As we've mentioned before, Leonard's physical tools make him a rare and very intriguing prospect defensively, especially as his frame continues to fill out. He did a better job denying deep post position this season and generally displayed a good effort level, which combined with his size and length, makes him an effective one-on-one defender on the interior, as players have trouble scoring over the top of him.
His excellent agility for a player his size should also help him defending pick-and-roll sets, giving him the ability to hedge and recover quickly. A big key for him defensively will likely the mental side of things and how well he can focus and bring consistent energy on each possession and pick up on team defensive concepts.
Leonard blocked a solid 2.4 shots per-40 minutes this season, displaying his upside as a rim-protector and help defender at the NBA level. He also improved his rebounding numbers substantially from his freshman season, up to 10.3 per-40, but this is an area where he should be making even more of an impact, as his size and athleticism suggest that he could be much more of a force on the glass.
With the buzz surrounding him as a prospect, the uncertainty regarding the Illini's head coaching position following the recent firing of Bruce Weber, and the health problems his mother has dealt with
for the last few years, Leonard may decide that this may be a good time for him to enter this summer's NBA draft. While he's still nowhere near a finished product and may have some question marks regarding his consistency, mental toughness and overall approach to the game, 7-footers with his mobility and agility are extremely hard to find and always highly coveted.

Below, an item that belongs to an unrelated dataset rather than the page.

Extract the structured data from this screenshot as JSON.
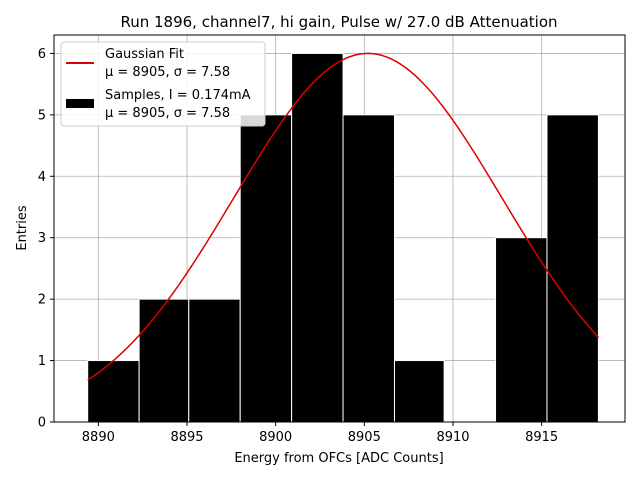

While it's still unknown if he'll declare for this summer's draft, at this stage, he's a player that teams may have a wide range of opinions on, especially with the depth of big men likely to be in this draft. Should he enter, his final draft position could very well be determined by how he fares throughout the pre-draft process in workouts, interviews, and background checks, where decision-makers will get to see how he stacks up with some of the draft's other top big man prospects and evaluate his likelihood of reaching his full potential long term.